The Bloodsworths lived on Atlantic Avenue in the town of Cambridge, Maryland. Kirk was eight when, as he remembers it, Rap Brown and the Black Panthers blew the corner of the courthouse right off its foundation and set half the town on fire. His aunt lived across the street from the courthouse, and the explosion knocked the windows in her house out. The Cambridge riots of ‘68 put the town on the map for a while, brought to light the injustice of inchoate segregation and the poverty of country existence. Kirk's mother, Jeanette, was one of the few who stood up for their local black friends at the time. She was an angelic woman, a devout Christian, who always had a smile and was ready to play. She ran a clean, scrubbed house, though, and allowed no nonsense when it came to chores, manners, or religion. When things got tight she'd help out at Netty Brown's, the local beauty parlor, but mostly she kept the house and looked after Kirk and his older sister, Vickie. Jeanette insisted that the fire was the work of a few bad apples who'd come to stir up trouble, and that none of the townsfolk she knew could be involved. “It's what a man's heart says,” she'd drum in to Kirk. “That's all that counts. It doesn't matter what the color of the skin is. And you must stand up for this in life. Stand up for your principles.” Kirk believed what she told him. Later, when he was in prison, these teachings probably saved him.

After middle school, Kirk attended Cambridge High for a while, then transferred to the Open Bible Academy, a small, church-run vocational program. He had a girlfriend named Cathy Wheatley and occasionally they talked about getting married, but Kirk knew he wasn't ready. At around age sixteen he started drinking beer, and he first smoked marijuana when he was seventeen. Kirk's mother
hoped the Christian school would keep him on the straight path. But pot was prevalent in Cambridge in the late 1970s, and it seemed that at every party he attended, it was there for the taking. It was at the Open Bible Academy, though, that Kirk first started throwing the discus.

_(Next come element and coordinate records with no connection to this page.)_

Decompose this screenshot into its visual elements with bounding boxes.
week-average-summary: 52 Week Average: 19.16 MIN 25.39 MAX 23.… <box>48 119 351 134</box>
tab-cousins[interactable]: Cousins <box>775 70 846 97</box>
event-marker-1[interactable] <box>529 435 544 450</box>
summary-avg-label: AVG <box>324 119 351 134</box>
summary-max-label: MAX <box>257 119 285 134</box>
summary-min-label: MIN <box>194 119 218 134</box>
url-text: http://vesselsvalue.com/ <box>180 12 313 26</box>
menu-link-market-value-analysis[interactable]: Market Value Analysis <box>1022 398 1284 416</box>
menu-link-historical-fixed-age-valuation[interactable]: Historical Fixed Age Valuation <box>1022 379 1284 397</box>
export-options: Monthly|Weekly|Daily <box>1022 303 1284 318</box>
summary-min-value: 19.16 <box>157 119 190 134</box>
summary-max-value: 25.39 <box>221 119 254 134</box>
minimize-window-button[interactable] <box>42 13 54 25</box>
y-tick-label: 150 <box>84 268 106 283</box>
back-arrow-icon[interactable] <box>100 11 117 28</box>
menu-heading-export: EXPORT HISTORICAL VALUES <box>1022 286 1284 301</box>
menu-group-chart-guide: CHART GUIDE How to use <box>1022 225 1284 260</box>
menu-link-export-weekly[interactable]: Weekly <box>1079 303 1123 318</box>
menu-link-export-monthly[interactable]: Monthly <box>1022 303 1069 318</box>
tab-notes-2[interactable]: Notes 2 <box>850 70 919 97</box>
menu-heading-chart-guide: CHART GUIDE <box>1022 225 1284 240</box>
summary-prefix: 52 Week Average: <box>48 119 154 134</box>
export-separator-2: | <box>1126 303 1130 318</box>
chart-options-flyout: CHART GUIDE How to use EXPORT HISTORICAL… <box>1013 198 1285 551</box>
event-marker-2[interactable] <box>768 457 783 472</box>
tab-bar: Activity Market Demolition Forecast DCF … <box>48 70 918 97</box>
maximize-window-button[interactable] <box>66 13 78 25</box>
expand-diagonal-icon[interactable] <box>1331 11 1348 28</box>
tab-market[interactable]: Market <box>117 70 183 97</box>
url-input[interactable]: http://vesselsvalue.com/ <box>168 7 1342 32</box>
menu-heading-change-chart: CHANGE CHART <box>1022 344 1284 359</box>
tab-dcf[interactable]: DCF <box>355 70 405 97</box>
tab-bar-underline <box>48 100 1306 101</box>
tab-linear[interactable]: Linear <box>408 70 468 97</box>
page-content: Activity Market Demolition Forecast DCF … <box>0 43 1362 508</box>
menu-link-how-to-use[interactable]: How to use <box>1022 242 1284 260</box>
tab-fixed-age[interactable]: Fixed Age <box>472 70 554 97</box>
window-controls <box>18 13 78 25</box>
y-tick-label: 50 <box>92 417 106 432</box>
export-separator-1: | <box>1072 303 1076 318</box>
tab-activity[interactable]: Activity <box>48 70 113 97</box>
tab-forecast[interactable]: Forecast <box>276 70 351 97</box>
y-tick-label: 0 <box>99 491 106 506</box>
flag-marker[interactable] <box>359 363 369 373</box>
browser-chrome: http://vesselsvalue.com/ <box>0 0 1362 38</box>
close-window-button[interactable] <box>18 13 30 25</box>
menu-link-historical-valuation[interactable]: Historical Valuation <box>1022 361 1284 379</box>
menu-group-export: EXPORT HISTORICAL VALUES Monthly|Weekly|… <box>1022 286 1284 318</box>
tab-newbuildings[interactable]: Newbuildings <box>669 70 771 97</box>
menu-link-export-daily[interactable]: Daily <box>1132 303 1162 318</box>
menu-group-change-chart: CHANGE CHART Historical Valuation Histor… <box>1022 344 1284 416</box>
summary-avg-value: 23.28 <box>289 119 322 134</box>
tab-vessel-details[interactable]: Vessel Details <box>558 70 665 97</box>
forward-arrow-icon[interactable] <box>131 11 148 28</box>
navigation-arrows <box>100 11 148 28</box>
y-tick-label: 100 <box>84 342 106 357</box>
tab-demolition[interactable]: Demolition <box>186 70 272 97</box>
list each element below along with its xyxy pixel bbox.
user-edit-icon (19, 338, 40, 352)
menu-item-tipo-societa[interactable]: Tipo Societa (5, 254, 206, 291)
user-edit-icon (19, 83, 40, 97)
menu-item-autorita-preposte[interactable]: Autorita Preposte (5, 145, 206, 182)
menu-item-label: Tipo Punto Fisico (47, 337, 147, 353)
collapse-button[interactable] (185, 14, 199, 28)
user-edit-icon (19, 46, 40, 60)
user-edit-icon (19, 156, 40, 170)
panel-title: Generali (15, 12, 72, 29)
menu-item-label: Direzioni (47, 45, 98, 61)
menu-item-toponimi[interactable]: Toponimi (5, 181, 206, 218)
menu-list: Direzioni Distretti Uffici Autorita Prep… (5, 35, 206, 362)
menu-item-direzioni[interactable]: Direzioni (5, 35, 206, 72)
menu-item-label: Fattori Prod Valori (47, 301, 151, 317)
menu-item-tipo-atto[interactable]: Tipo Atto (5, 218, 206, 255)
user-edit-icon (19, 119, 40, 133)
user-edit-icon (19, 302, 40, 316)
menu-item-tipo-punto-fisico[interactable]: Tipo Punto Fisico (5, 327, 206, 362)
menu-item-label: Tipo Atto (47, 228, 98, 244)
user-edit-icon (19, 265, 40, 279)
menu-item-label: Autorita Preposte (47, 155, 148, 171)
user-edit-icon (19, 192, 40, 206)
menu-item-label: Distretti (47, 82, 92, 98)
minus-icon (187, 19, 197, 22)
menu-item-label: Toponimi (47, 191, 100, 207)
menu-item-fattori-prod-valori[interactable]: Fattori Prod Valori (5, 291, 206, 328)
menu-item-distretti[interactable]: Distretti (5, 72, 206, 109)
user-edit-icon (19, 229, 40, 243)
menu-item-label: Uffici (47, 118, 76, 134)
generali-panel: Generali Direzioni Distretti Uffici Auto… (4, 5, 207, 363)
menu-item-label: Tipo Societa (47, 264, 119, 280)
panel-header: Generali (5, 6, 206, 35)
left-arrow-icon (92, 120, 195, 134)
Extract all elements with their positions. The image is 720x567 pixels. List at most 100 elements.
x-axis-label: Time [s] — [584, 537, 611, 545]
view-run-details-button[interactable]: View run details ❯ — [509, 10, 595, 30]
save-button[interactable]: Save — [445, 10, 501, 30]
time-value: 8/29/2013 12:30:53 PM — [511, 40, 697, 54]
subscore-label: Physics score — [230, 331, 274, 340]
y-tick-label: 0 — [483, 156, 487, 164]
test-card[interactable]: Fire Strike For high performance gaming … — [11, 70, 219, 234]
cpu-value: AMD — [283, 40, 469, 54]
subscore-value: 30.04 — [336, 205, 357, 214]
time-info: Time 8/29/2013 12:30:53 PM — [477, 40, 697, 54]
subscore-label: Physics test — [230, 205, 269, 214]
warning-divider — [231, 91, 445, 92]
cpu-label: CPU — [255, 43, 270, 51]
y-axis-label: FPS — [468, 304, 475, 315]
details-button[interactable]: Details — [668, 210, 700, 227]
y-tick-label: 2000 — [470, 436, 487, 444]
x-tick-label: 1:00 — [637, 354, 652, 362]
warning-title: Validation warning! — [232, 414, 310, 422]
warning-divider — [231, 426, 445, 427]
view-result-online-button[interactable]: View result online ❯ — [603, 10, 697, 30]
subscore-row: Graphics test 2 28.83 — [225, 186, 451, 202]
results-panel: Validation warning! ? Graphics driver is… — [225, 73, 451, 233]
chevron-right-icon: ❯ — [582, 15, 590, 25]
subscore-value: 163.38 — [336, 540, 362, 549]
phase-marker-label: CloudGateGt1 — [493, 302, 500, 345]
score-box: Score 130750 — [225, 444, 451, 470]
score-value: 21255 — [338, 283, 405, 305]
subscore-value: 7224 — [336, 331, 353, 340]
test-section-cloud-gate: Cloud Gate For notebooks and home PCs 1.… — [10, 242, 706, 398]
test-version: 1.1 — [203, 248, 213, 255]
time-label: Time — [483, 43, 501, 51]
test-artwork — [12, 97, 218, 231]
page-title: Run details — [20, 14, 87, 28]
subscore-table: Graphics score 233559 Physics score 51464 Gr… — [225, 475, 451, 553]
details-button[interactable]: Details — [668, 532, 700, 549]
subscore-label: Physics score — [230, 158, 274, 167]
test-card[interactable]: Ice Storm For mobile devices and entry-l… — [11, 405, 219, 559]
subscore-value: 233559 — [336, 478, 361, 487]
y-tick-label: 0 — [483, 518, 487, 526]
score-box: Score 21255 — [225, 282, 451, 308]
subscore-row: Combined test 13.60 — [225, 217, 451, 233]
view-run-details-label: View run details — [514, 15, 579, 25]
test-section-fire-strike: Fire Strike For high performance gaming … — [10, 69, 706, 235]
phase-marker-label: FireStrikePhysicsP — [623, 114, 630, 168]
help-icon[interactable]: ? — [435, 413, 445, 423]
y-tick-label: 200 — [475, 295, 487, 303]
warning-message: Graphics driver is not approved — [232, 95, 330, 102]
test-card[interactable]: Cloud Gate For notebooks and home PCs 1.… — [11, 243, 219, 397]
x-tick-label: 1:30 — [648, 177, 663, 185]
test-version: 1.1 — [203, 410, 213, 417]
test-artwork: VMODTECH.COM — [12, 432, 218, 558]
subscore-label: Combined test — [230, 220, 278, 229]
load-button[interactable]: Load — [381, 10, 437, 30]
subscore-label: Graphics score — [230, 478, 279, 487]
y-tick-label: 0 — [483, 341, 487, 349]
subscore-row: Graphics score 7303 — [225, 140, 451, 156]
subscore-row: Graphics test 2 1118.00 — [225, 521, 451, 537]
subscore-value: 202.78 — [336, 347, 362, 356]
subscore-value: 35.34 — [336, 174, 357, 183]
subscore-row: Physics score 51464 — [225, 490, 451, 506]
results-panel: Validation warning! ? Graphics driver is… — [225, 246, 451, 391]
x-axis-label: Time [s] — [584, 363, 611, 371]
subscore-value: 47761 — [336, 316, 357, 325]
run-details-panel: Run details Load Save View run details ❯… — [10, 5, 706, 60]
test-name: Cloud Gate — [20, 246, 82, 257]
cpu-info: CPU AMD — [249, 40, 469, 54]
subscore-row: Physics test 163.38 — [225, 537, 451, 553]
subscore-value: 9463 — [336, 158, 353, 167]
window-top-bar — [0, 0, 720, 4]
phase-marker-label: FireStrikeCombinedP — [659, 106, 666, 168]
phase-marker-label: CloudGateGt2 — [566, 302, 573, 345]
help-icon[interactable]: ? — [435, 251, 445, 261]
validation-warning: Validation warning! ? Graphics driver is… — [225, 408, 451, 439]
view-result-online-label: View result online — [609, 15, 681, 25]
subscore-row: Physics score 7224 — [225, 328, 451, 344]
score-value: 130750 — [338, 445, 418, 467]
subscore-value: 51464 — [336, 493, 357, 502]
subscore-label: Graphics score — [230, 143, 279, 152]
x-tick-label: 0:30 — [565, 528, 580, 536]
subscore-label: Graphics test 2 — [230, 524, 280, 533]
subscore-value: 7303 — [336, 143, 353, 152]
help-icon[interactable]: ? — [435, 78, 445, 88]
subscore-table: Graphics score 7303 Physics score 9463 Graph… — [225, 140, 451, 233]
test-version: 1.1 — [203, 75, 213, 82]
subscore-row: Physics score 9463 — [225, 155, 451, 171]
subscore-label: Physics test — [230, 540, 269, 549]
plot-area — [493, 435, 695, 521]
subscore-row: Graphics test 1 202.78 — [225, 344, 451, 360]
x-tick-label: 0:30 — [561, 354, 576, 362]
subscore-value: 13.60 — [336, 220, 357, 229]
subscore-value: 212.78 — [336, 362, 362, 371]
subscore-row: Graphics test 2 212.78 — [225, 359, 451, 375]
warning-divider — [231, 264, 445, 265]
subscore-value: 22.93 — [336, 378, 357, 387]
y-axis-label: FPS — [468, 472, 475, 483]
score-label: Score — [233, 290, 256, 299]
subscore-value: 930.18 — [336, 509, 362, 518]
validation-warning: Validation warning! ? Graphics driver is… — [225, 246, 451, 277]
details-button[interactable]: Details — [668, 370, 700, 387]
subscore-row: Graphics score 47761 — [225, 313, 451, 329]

He had always been naturally strong and developed an interest in strength as he grew up. He'd played softball in junior high but was clumsy and not well coordinated. But even as a boy, he'd been muscular. Before his head reached above the tailgate of his father's refrigerator truck, Kirk was heaving hundred-pound crates of seafood and ice up into the truck bed. He enjoyed anything requiring strength and read the biography of Paul Anderson, the world's strongest man. By age fourteen, Kirk could dead-lift five hundred pounds. At the Open Bible Academy he met Richard Drescher, who'd been a Pan American Games discus champion in 1971. Drescher taught him the techniques of throwing the discus, and Kirk couldn't get enough. He practiced in his yard at home, and according to his father, “Kirk busted many a shingle off the house and broke quite a few windows. He'd try to throw from the front driveway to the backyard and sometimes his aim was just off.” But the practice paid off. Kirk won the national championship for Christian schools and then won the state championship in Elkridge, Maryland, by more than thirty feet.